Per raggiungere questo scopo è stato fatto largo usi di materiali compositi, inoltre lo spessore delle superfici vetrate è stato ridotto, è stata alleggerita la trasmissione e l’impianto di scarico stato costruito con processo di idroformatura. L’aerodinamica, derivata da quella della 599 XX, è stata totalmente rivista per ottenere un valore di downforce pari a 144 kg a 200 km/h. Il frontale è stato rivisto per ridurne la larghezza, aumentare il carico aerodinamico e migliorare il raffreddamento del radiatore olio, mentre fiancate e posteriore sono stati ottimizzati per favorire il lavoro dell’estrattore. Sul bagagliaio è presente una nuova appendice aerodinamica.Il propulsore V12 a V di 65° ha una cilindrata di 5.999 cm3, con alesaggio di 92 mm e corsa di 75,2 mm, ed eroga una coppia massima è di 620 Nm a 6.500 giri, rispettando la normativa Euro 5. Al propulsore è abbinato il cambio F1 6 rapporti, con tempi di cambiata di 50 millisecondi e possibilità di scalata multipla.

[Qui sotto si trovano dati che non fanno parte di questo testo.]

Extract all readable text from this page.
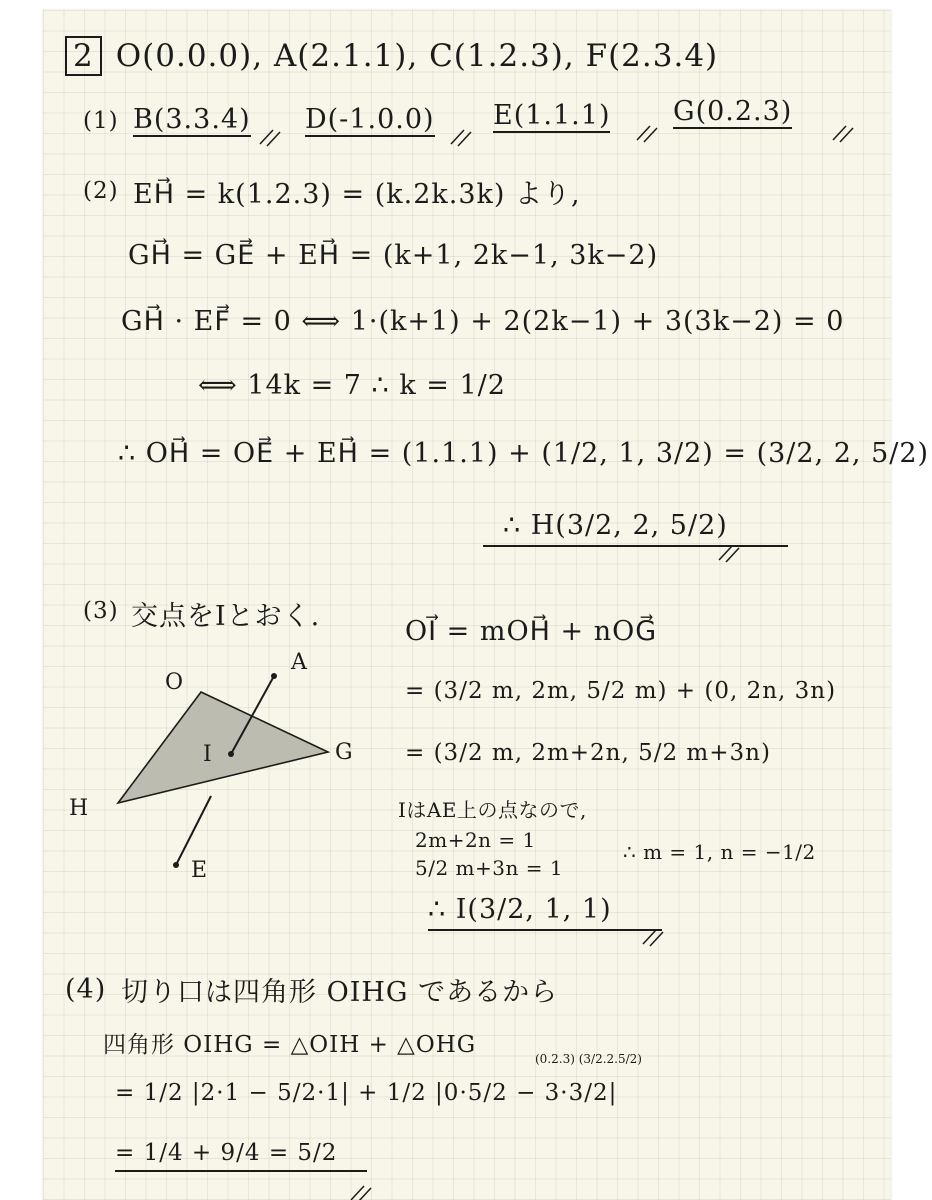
2 O(0.0.0), A(2.1.1), C(1.2.3), F(2.3.4)
(1) B(3.3.4) D(-1.0.0) E(1.1.1) G(0.2.3)
(2) EH⃗ = k(1.2.3) = (k.2k.3k) より,
GH⃗ = GE⃗ + EH⃗ = (k+1, 2k−1, 3k−2)
GH⃗ · EF⃗ = 0 ⟺ 1·(k+1) + 2(2k−1) + 3(3k−2) = 0
⟺ 14k = 7 ∴ k = 1/2
∴ OH⃗ = OE⃗ + EH⃗ = (1.1.1) + (1/2, 1, 3/2) = (3/2, 2, 5/2)
∴ H(3/2, 2, 5/2)
(3) 交点をIとおく.	OI⃗ = mOH⃗ + nOG⃗
= (3/2 m, 2m, 5/2 m) + (0, 2n, 3n)
= (3/2 m, 2m+2n, 5/2 m+3n)
IはAE上の点なので,
2m+2n = 1
5/2 m+3n = 1
∴ m = 1, n = −1/2
∴ I(3/2, 1, 1)
O
A
I	G
H
E
(4) 切り口は四角形 OIHG であるから
四角形 OIHG = △OIH + △OHG
(0.2.3) (3/2.2.5/2)
= 1/2 |2·1 − 5/2·1| + 1/2 |0·5/2 − 3·3/2|
= 1/4 + 9/4 = 5/2
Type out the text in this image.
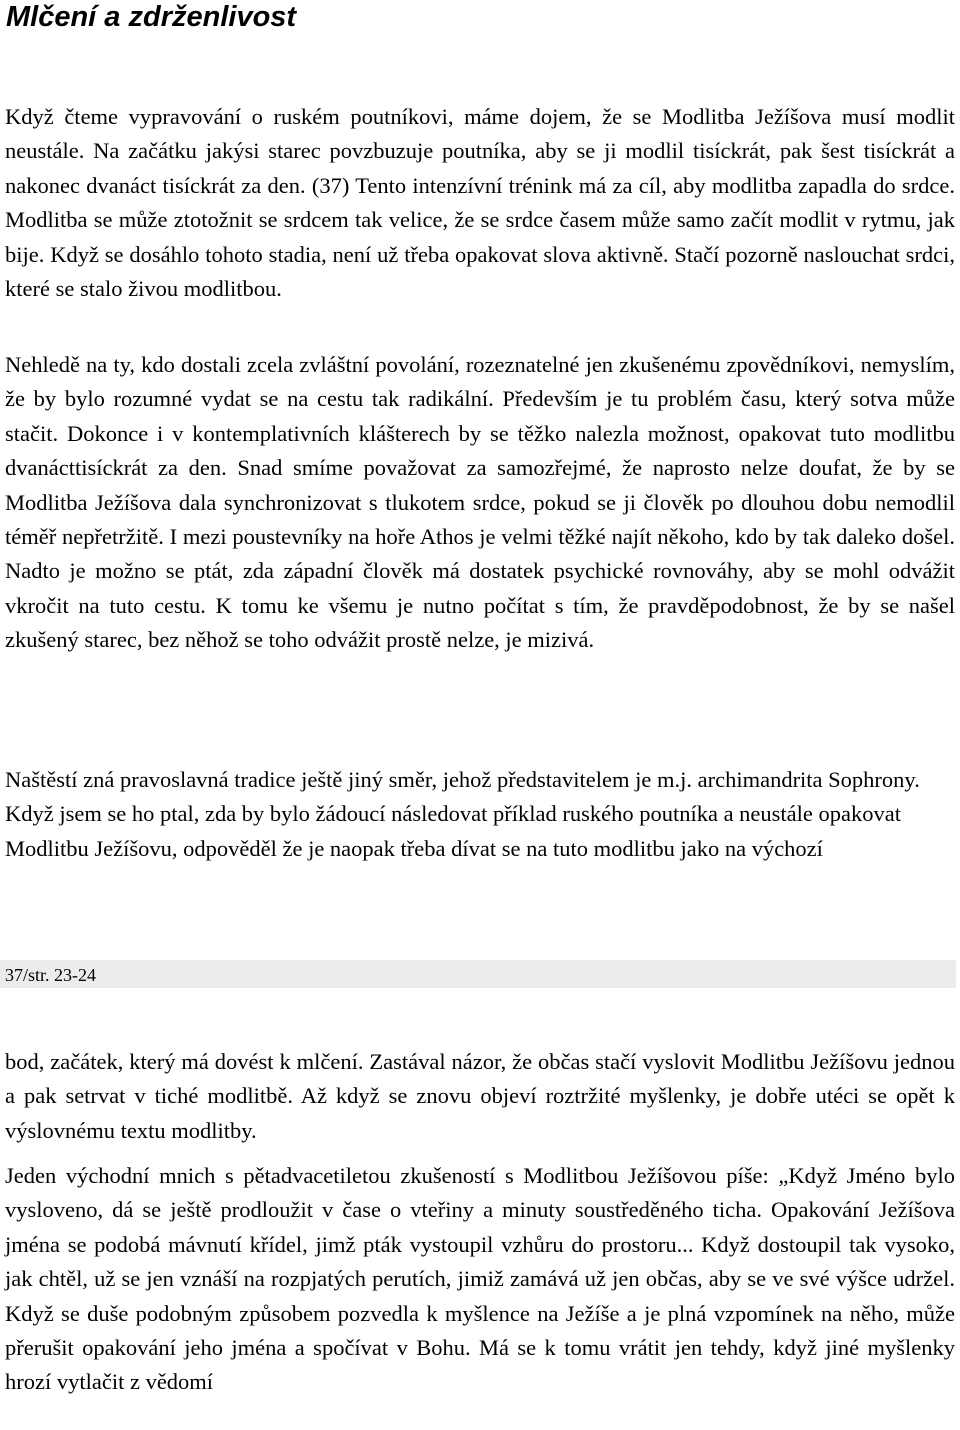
Mlčení a zdrženlivost

Když čteme vypravování o ruském poutníkovi, máme dojem, že se Modlitba Ježíšova musí modlit neustále. Na začátku jakýsi starec povzbuzuje poutníka, aby se ji modlil tisíckrát, pak šest tisíckrát a nakonec dvanáct tisíckrát za den. (37) Tento intenzívní trénink má za cíl, aby modlitba zapadla do srdce. Modlitba se může ztotožnit se srdcem tak velice, že se srdce časem může samo začít modlit v rytmu, jak bije. Když se dosáhlo tohoto stadia, není už třeba opakovat slova aktivně. Stačí pozorně naslouchat srdci, které se stalo živou modlitbou.

Nehledě na ty, kdo dostali zcela zvláštní povolání, rozeznatelné jen zkušenému zpovědníkovi, nemyslím, že by bylo rozumné vydat se na cestu tak radikální. Především je tu problém času, který sotva může stačit. Dokonce i v kontemplativních klášterech by se těžko nalezla možnost, opakovat tuto modlitbu dvanácttisíckrát za den. Snad smíme považovat za samozřejmé, že naprosto nelze doufat, že by se Modlitba Ježíšova dala synchronizovat s tlukotem srdce, pokud se ji člověk po dlouhou dobu nemodlil téměř nepřetržitě. I mezi poustevníky na hoře Athos je velmi těžké najít někoho, kdo by tak daleko došel. Nadto je možno se ptát, zda západní člověk má dostatek psychické rovnováhy, aby se mohl odvážit vkročit na tuto cestu. K tomu ke všemu je nutno počítat s tím, že pravděpodobnost, že by se našel zkušený starec, bez něhož se toho odvážit prostě nelze, je mizivá.

Naštěstí zná pravoslavná tradice ještě jiný směr, jehož představitelem je m.j. archimandrita Sophrony. Když jsem se ho ptal, zda by bylo žádoucí následovat příklad ruského poutníka a neustále opakovat Modlitbu Ježíšovu, odpověděl že je naopak třeba dívat se na tuto modlitbu jako na výchozí

37/str. 23-24

bod, začátek, který má dovést k mlčení. Zastával názor, že občas stačí vyslovit Modlitbu Ježíšovu jednou a pak setrvat v tiché modlitbě. Až když se znovu objeví roztržité myšlenky, je dobře utéci se opět k výslovnému textu modlitby.

Jeden východní mnich s pětadvacetiletou zkušeností s Modlitbou Ježíšovou píše: „Když Jméno bylo vysloveno, dá se ještě prodloužit v čase o vteřiny a minuty soustředěného ticha. Opakování Ježíšova jména se podobá mávnutí křídel, jimž pták vystoupil vzhůru do prostoru... Když dostoupil tak vysoko, jak chtěl, už se jen vznáší na rozpjatých perutích, jimiž zamává už jen občas, aby se ve své výšce udržel. Když se duše podobným způsobem pozvedla k myšlence na Ježíše a je plná vzpomínek na něho, může přerušit opakování jeho jména a spočívat v Bohu. Má se k tomu vrátit jen tehdy, když jiné myšlenky hrozí vytlačit z vědomí
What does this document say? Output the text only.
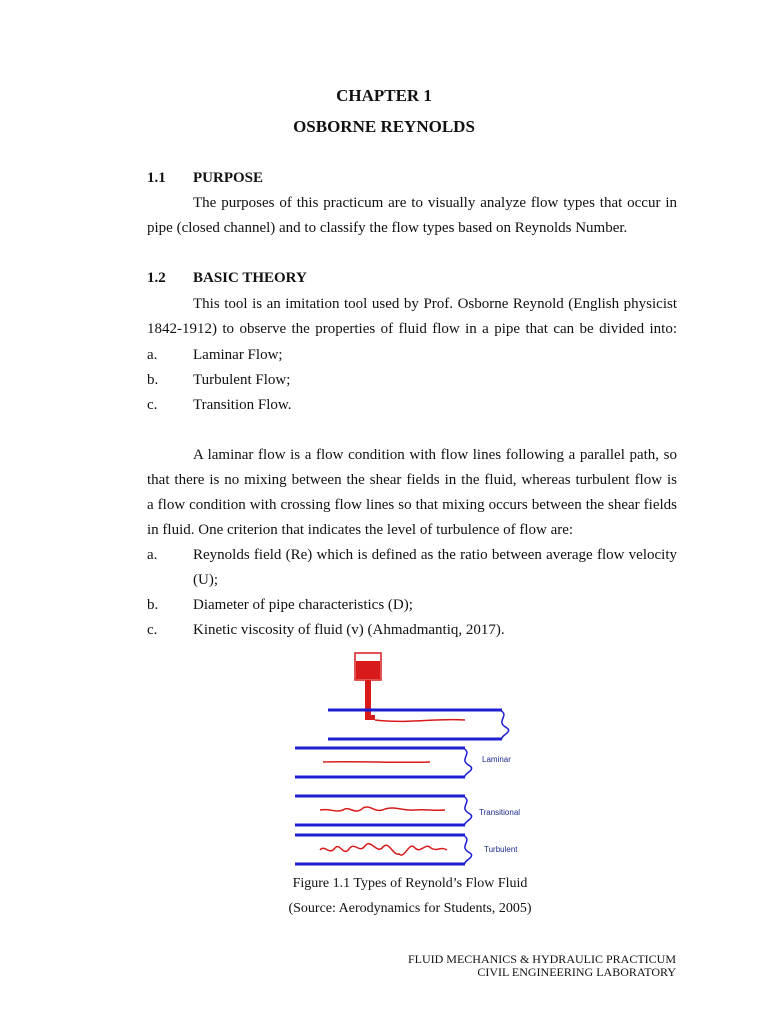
CHAPTER 1
OSBORNE REYNOLDS
1.1 PURPOSE
The purposes of this practicum are to visually analyze flow types that occur in
pipe (closed channel) and to classify the flow types based on Reynolds Number.
1.2 BASIC THEORY
This tool is an imitation tool used by Prof. Osborne Reynold (English physicist
1842-1912) to observe the properties of fluid flow in a pipe that can be divided into:
a. Laminar Flow;
b. Turbulent Flow;
c. Transition Flow.
A laminar flow is a flow condition with flow lines following a parallel path, so
that there is no mixing between the shear fields in the fluid, whereas turbulent flow is
a flow condition with crossing flow lines so that mixing occurs between the shear fields
in fluid. One criterion that indicates the level of turbulence of flow are:
a. Reynolds field (Re) which is defined as the ratio between average flow velocity
(U);
b. Diameter of pipe characteristics (D);
c. Kinetic viscosity of fluid (v) (Ahmadmantiq, 2017).
Laminar
Transitional
Turbulent
Figure 1.1 Types of Reynold’s Flow Fluid
(Source: Aerodynamics for Students, 2005)
FLUID MECHANICS & HYDRAULIC PRACTICUM
CIVIL ENGINEERING LABORATORY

A livello estetico il lavoro di stile effettuato sulla vettura è stato quello di riportare lo spirito della 599XX in una veste più elegante, in modo che il design risultasse al servizio della tecnica ma anche del cliente, nel vero spirito della casa del cavallino. Modificati quindi i paraurti anteriore e posteriore, il cofano e il baule. Inoltre è stata introdotta la colorazione nera per la calotta superiore come segno distintivo e livree pensate per soddisfare ogni esigenza.

Alessandro Camorali, al tempo già fondatore dello studio CAMAL e consulente per Ferrari S.p.a. ha partecipato alla realizzazione del modello 3d della Ferrari 599 GTO al fianco del designer Matteo Gilles, (sotto la supervisione del direttore del centro stile, Donato Coco) nella sede Ferrari S.p.a. di Maranello durante l’anno 2009.